En toda ciudad que se precie existe un barrio chino. La Habana no podía ser menos. Los chinos son la población más numerosa del planeta. Si a los 1,300 millones que viven en China continental sumamos los desperdigados por medio mundo, quizás las cifras superen los mil 500 millones.
A Cuba llegaron a mediados del siglo 19, huyendo de guerras y miserias. La mayoría procedía de Cantón y emigraron como mano de obra barata en plantaciones azucareras. Hicieron los trabajos más duros. Poco a poco fueron levantando cabeza y abriendo chinchales. Lo mismo vendían frituras que montaban un ‘tren de lavado’ (tintorería) o abrían una fonda en algún barrio de La Habana o del interior de la isla.
Durante la guerra de independencia contra España en 1868, los chinos también empuñaron el machete. Y vaya si lo hicieron bien. En la calle L esquina a Línea, Vedado, casi besándose con el malecón, se levanta un obelisco a los chinos que pelearon contra las tropas españolas.
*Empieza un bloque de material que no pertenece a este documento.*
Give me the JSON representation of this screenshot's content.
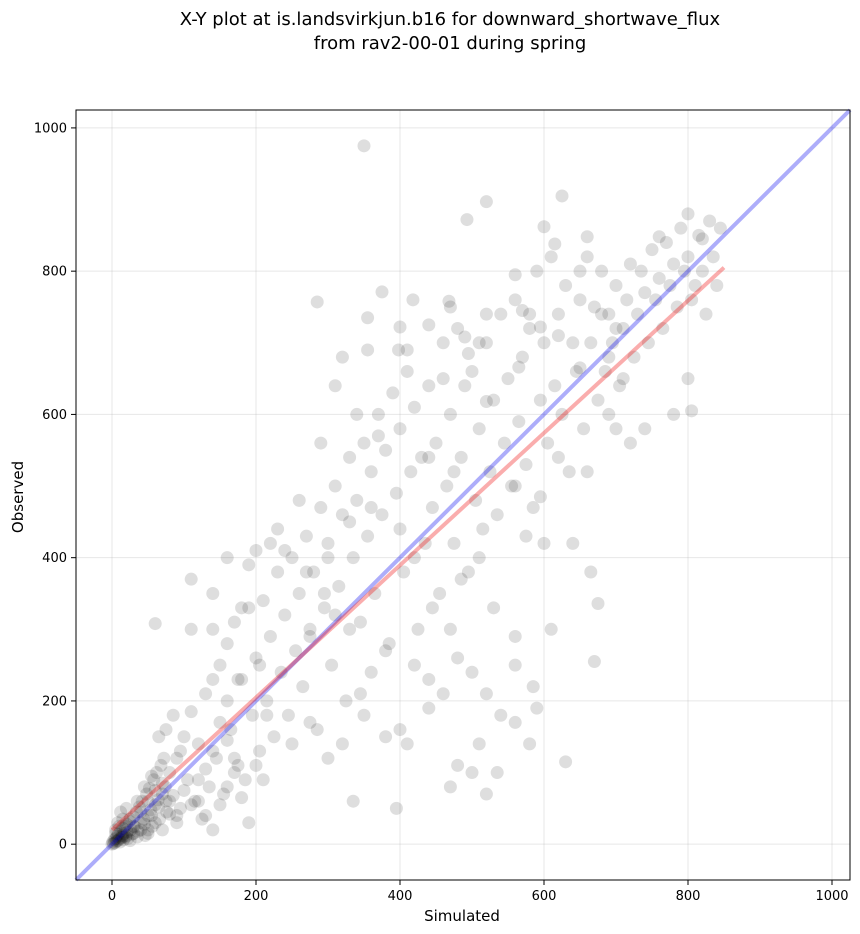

Según reza un letrero, no hubo ningún chino cubano desertor ni traidor.
Muy pocos llegaron hablar con soltura el castellano. Su ahorrativo estilo de vida provocaba burlas de los cubanos, con fama de dilapidadores. Su principal estuvo enclavado -y aún está- en la zona comprendida por las calles Zanja, Dragones, Rayo y San Nicolás, en Centro Habana.
Allí tenían tiendas, cafés, cines y teatros como el Shanghai, en la época considerado de ‘relajo’ (pornográfico).También asociaciones donde por las tardes practicaban artes marciales o rendían culto a sus deidades. En las noches calurosas, entre vino de arroz y bocanadas de opio, en silencio jugaban Mahong.
Después de la llegada de los barbudos al poder, a los chinos, como a cubanos, españoles y otros extranjeros, también les expropiaron sus negocios. Eso fue durante la ofensiva verde olivo de 1968, una copia de la colectivización llevada a cabo Mao TséTung al otro lado del mundo. Muchos decidieron marcharse y establecerse en Estados Unidos.
En los 90, cuando la URSS se despidió de su exótica doctrina, China inventó un sistema bicéfalo de dos ideologías y una nación. A golpe de economía de mercado y talleres, se convirtió en la factoría número uno del planeta. A falta de rublos y petróleo ruso, a Fidel Castro no le quedó otra que mover fichas.
Fue durante esa etapa de tímidas aperturas que Eusebio Leal, el historiador de la ciudad, y la embajada de la República Popular China, concertaron un acuerdo para que descendientes chinos crearan entidades culinarias.
Han podido operar con autonomía. Sin el ojo celoso del Estado -esa especie de elefante que a su paso estropea la cristalería- el barrio chino de La Habana comenzó a florecer. Ahora mismo es el sitio donde mejor se puede comer en la capital.
Las antiguas fondas chinas se han reconvertido. Confortables y con aire acondicionado, el menú ofrece platos típicos como arroz frito, chop suey y rollitos de primavera. A falta de un barrio italiano, también venden pizzas, espaguetis y canelones. Y comida criolla: congrí, cerdo asado y yuca con mojo
Sí, se come bien en el actual barrio chino habanero. Lo malo es a la hora de pagar. Una cena para cuatro personas cuesta alrededor de 50 dólares, cinco veces el salario mínimo mensual de un trabajador cubano. A diferencia de la comida ofrecida en barrios chinos de otros países, de económicos precios, el de la capital cubana es un lujo. Los que pueden, van en ocasiones especiales, por el día de las madres o cumpleaños familiares.
Nunca fue tan caro comer comida china en Cuba. Atrás quedan aquellas cafeterías, en Monte, Belascoaín, Infanta y otras calles céntricas habaneras, donde 3 pesos alcanzaba para una ración abundante de arroz frito con camarones, pollo y jamón, entre otros ingredientes, y una sopa china de vegetales.
Ya los hijos y nietos de chinos no venden helados de frutas ni lavan y planchan ropa. No les hace falta. Hoy son gerentes de restaurantes o sociedades y viven a lo grande. En este peculiar barrio habanero, funciona la oferta y la demanda. En la mayoría de sus locales te cobran un 10 % de impuesto por una cena. La actual generación es más lista que sus padres y abuelos.